In this thought-provoking novel, number-one New York Times best-selling author Liane Moriarty deftly explores the reality of parenting and playground politics, ex-husbands and ex-wives, and fractured families. And in her pitch-perfect way, she shows us the truth about what really goes on behind closed suburban doors.
Way to follow up The Husband’s Secret, Liane Moriarty! Big Little Lies is just as dark, juicy, and addictive as last-summer’s smash hit. Big Little Lies leaves your heart smashed in a million pieces just like that lollipop on the cover – who knew a book about kindergarten moms could be so delicious.

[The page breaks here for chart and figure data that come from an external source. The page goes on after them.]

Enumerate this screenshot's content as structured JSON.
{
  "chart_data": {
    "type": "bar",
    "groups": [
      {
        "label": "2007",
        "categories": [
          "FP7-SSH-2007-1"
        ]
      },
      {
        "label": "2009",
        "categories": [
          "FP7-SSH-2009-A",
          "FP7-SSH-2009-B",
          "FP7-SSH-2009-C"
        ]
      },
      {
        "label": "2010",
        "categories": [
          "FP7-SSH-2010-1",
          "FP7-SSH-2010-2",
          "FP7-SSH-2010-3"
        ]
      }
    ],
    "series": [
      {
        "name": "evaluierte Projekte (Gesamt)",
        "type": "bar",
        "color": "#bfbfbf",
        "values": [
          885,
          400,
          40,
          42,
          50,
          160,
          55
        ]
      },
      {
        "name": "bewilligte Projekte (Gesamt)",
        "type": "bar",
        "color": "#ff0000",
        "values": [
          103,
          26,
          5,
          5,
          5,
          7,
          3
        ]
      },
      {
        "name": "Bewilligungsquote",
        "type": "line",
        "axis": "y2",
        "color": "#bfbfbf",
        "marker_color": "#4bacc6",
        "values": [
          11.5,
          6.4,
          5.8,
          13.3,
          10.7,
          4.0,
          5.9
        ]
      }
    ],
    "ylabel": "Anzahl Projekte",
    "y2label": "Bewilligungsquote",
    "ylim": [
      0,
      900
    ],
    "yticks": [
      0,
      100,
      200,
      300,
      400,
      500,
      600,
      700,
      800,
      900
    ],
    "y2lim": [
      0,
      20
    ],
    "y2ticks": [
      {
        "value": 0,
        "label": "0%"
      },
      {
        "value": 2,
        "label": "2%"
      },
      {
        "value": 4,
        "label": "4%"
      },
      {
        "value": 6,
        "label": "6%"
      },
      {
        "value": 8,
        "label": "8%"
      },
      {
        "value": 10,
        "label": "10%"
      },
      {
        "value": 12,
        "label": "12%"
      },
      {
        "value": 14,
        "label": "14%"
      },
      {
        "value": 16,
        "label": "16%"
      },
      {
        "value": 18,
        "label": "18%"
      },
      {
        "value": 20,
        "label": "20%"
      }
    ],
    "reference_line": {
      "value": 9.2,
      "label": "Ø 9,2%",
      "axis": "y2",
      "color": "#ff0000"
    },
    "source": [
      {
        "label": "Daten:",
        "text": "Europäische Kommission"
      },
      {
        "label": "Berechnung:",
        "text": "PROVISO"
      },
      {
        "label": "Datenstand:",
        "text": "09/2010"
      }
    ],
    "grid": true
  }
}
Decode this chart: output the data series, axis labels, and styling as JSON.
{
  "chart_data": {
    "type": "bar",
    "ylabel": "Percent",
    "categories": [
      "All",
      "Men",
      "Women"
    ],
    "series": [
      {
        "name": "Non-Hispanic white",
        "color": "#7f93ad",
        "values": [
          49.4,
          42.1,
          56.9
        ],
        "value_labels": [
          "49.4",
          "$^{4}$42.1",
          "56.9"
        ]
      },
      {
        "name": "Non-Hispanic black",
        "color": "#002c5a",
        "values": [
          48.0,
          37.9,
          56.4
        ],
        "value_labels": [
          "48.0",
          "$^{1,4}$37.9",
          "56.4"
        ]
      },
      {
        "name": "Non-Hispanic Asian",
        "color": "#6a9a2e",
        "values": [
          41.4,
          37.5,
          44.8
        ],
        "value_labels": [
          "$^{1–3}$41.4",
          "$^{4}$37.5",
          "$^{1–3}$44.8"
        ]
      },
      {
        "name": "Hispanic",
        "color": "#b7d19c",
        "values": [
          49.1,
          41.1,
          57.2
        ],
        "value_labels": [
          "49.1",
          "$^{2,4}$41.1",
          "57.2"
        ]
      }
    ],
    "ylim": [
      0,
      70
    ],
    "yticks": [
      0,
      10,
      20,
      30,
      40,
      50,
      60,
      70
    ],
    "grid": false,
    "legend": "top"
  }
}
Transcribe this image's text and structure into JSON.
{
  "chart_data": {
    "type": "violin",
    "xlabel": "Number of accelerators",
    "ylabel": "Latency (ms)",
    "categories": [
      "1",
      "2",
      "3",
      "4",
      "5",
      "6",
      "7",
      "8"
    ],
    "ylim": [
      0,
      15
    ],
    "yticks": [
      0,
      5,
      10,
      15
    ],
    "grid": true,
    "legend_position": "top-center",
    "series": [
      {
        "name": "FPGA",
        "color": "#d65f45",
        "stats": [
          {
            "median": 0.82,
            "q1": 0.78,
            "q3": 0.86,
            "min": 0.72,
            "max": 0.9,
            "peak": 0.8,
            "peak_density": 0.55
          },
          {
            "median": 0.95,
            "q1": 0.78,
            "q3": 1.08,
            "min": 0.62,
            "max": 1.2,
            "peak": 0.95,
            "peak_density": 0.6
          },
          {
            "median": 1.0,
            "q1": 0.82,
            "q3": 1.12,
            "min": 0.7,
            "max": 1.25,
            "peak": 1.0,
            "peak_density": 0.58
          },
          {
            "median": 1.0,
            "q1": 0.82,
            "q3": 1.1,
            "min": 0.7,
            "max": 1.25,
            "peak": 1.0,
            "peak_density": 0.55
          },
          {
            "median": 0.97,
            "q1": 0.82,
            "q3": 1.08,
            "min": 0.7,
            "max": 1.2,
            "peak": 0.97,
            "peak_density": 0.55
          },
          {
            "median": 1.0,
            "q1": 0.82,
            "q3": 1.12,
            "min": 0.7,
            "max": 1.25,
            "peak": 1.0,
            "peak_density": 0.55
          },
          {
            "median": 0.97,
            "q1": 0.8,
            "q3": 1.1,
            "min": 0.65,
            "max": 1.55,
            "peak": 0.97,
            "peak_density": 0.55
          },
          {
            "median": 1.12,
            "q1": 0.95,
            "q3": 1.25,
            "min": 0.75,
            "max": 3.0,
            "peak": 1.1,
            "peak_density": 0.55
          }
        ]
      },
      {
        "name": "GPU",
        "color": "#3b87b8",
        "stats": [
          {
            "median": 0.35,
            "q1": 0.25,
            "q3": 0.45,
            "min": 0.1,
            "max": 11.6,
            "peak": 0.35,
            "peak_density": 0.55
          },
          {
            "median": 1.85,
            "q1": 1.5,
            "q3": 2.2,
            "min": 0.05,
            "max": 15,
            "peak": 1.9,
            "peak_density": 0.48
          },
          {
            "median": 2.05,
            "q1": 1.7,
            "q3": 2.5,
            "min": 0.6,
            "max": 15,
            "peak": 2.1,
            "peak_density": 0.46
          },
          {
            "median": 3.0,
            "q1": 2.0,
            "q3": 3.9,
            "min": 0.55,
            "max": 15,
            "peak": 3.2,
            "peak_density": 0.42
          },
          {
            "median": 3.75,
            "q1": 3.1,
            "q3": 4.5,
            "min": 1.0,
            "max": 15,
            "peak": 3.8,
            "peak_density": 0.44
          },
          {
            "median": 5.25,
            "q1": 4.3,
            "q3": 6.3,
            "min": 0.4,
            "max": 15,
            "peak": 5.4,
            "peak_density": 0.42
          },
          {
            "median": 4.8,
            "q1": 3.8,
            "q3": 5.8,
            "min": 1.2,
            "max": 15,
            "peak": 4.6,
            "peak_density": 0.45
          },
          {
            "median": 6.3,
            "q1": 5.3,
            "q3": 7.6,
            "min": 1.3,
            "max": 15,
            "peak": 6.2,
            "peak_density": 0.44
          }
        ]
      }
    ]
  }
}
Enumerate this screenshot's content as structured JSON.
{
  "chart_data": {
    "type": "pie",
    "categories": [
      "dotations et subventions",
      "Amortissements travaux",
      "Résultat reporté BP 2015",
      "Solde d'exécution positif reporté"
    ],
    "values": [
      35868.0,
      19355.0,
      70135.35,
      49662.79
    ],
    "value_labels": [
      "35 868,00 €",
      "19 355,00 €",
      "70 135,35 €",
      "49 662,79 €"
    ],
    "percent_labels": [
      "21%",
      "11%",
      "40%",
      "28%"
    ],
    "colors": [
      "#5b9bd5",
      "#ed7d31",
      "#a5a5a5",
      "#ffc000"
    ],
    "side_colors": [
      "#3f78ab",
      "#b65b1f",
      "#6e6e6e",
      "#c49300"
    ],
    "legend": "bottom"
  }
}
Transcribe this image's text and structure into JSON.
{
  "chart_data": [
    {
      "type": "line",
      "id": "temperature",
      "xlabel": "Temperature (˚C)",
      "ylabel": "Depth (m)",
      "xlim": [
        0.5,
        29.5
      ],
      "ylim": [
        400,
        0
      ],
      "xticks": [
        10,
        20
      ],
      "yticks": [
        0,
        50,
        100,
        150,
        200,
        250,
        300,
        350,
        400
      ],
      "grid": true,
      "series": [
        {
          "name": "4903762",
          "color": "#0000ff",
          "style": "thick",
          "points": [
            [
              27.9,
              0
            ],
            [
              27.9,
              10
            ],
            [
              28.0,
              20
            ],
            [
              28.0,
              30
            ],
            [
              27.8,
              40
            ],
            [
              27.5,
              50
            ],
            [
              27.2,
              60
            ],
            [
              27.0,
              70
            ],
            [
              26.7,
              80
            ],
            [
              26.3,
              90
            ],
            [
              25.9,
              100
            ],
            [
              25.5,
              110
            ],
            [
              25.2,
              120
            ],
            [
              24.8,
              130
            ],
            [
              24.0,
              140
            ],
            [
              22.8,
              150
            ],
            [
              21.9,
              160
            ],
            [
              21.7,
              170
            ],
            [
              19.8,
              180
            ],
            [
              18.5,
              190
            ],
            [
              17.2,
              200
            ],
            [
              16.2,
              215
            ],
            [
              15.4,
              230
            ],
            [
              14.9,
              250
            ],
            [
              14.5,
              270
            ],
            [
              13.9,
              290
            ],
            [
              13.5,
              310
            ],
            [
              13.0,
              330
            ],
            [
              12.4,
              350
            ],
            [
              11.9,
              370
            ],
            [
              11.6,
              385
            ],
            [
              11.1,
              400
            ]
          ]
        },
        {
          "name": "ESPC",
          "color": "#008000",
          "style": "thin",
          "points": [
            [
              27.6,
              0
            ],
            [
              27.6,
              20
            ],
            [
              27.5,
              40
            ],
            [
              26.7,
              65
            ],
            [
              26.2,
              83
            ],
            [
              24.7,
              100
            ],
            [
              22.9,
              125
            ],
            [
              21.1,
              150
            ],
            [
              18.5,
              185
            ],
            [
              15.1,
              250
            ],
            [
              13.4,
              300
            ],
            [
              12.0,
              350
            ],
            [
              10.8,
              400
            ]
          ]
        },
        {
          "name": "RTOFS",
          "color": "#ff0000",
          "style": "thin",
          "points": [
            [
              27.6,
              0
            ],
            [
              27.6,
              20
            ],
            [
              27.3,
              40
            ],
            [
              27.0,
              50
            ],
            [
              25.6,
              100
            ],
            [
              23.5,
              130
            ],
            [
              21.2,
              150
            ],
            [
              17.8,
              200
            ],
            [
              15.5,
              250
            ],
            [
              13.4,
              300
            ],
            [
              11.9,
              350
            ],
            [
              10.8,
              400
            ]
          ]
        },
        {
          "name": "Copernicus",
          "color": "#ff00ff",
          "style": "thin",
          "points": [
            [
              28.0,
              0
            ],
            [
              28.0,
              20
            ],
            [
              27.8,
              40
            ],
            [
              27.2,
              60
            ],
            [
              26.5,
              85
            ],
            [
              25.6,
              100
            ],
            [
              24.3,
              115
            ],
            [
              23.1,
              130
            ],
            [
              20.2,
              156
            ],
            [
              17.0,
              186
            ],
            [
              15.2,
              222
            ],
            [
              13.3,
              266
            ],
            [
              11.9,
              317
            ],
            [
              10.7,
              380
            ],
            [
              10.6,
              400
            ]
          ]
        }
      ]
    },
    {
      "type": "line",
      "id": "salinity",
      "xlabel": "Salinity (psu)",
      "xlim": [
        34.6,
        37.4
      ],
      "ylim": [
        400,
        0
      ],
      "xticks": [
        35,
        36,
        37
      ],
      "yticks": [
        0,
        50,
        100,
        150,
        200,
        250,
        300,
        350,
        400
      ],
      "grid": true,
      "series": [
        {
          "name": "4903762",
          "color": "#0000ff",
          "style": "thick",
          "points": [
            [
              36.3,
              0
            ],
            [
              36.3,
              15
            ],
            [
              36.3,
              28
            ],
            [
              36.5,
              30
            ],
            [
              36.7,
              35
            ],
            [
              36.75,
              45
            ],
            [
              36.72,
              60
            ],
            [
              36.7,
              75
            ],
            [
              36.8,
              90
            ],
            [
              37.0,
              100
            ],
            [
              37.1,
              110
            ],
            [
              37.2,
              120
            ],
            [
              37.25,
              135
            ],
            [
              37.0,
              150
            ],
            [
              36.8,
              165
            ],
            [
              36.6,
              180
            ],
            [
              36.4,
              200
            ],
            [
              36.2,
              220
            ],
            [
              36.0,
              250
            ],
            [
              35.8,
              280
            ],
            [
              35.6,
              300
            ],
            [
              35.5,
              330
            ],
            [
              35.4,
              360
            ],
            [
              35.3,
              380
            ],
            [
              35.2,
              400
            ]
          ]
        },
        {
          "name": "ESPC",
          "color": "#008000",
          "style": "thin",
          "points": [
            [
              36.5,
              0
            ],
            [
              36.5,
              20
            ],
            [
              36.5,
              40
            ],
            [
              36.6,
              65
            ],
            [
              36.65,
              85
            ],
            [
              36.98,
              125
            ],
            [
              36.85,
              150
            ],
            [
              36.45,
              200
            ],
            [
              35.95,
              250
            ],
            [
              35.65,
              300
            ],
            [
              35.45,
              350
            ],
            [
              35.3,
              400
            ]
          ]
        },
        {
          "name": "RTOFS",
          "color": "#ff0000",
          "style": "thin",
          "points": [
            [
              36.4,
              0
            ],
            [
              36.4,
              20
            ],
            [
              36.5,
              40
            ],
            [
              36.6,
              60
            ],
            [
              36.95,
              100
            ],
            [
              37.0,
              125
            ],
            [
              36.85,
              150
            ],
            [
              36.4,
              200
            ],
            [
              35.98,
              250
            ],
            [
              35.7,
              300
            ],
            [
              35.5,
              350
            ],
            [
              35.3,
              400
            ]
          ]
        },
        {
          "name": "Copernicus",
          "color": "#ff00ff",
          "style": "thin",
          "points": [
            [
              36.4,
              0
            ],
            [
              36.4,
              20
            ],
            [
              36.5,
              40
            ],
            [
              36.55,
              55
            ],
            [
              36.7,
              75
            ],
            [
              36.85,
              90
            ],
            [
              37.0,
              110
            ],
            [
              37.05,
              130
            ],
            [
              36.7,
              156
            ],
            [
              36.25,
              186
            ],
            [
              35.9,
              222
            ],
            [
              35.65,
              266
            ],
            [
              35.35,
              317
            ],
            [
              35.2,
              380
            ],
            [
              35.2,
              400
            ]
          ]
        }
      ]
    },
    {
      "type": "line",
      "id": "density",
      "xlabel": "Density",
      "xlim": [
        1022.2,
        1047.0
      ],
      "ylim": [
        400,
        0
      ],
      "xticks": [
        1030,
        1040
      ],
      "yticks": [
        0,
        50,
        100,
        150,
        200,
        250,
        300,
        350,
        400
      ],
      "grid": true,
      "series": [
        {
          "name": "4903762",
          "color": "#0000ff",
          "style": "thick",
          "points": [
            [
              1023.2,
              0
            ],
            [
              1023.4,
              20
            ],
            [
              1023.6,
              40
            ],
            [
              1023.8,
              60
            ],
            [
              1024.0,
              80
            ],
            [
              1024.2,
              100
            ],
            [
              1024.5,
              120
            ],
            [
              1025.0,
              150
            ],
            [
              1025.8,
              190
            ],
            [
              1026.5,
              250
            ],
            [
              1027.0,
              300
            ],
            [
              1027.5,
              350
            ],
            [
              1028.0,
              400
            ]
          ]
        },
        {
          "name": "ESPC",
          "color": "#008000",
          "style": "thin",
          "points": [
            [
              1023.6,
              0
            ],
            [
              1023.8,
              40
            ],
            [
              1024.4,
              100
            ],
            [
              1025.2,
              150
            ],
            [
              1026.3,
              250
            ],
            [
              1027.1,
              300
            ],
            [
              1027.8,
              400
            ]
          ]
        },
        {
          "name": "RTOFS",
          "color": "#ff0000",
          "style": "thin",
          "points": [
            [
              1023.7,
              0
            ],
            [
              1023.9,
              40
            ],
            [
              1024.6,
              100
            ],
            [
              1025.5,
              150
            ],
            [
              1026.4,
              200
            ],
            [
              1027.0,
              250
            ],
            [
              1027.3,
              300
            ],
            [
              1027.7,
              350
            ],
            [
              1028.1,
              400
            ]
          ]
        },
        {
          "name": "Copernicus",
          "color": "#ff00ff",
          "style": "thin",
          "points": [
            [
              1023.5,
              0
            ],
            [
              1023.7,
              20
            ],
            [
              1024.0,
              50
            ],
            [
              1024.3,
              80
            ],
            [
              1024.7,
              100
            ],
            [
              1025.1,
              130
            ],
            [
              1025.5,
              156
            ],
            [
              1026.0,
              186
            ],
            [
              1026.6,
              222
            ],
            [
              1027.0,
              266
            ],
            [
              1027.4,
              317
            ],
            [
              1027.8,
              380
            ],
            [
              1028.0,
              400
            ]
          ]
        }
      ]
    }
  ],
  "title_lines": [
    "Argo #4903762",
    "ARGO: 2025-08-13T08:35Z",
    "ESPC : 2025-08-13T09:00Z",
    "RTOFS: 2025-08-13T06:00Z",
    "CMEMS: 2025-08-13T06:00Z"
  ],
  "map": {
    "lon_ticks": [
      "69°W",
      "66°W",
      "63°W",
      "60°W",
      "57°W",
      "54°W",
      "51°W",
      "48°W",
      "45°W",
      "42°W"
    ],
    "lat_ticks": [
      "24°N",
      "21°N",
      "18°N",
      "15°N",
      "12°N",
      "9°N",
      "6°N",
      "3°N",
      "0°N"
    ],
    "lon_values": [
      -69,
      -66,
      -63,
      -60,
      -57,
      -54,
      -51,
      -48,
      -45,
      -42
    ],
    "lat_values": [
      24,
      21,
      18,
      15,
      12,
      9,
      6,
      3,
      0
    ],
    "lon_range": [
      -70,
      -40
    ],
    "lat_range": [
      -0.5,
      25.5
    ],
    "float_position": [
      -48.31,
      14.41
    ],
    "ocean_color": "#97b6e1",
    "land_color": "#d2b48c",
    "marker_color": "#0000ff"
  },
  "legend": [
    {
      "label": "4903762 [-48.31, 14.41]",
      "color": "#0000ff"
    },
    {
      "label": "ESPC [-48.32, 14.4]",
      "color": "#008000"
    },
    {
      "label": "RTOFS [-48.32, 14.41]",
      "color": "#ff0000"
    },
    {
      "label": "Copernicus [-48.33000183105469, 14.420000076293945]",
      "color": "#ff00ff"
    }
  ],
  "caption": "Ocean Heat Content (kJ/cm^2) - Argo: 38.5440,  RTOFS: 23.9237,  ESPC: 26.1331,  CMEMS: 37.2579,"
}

Big Little Lies is the story of three moms:
- Madeline’s a 40-year-old gossipy mom of three, who loves makeup and heels. Her ex-husband’s child is also in the same kindergarten class as Madeline’s youngest, and that’s as awkward as you’d expect.
- Celeste is the impossibly beautiful and somewhat absent-minded mom of twin boys. She’s married to the rich and powerful Perry and together they are the golden couple everyone watches in awe.
- Jane is the twenty-four year old newcomer and single mom to Ziggy. She is shy and awkward but determined to do all she can to help Ziggy transition to his new environment. The mom’s of Pirriwee Public though have other ideas.
Madeline takes Jane under her wing, and along with Celeste, the trio bond over school, family, coffee, books and gossip. They live in a beautiful Australian seaside community of blonde bobs and plain Jane’s who all have something to hide.
Big Little Lies starts at the end of the story, when the school’s Trivia Night takes a murderous turn. The reader doesn’t know the identity of the killer or the victim, but flashbacks and (and brief comedic sound bites by other voices in the community) fill in the blanks leading up to that fateful night. You’ll want the flashbacks to hurry up and catch up to Trivia night to finally get some answers, but at the same time feel unwilling to let the characters go.
If you are a mom you’ll recognize a lot of the mom politics that take place in the book. And if you’re not a parent, you’ll be afraid for the time when your kid starts school. There’s bullying not only among the kids, but also among the parents. Some of the schoolyard scenarios are heartbreaking while others are just plain ludicrous. (Kindergarten is usually not this bad, but just wait till middle school- ha!)
Liane Moriarty has quite an ambitious story to tell. There’s some heavy things going on behind closed doors, and appearances are not what they seem. These hard-hitting, tense stories are balanced with lightness and humor. The cliquish mom’s can be cruel but also provide some comedic relief in this suburban tale. The ending was satisfying, unexpected and appropriately twisty. It’s worth the lengthy buildup.
I listened to the audiobook, read by Caroline Lee. I really liked Lee’s narration in The Husband’s Secret so held out until I could grab an audio copy of Big Little Lies from the library. Lee makes this story really absorbing as she brings the small-town story to life. She is especially great with her larger than life portrayal of Madeline, but also subtle when the scene calls for it. I whole-heartedly recommend this as an audiobook- you will be looking for excuses to keep listening either by taking the long way home, staying on the treadmill longer, or volunteering to do the dishes. Lee is a great partner-in-crime for Moriarty’s complex story.
If you loved The Husband’s Secret, get thee to a bookstore and grab Big Little Lies. And if you haven’t read either, read them back-to-back! You won’t be sorry. I’m glad to see that this book is getting some movie buzz. I couldn’t help but do a little armchair casting when I was listening to this story.
Have you read Big Little Lies yet? What did you think?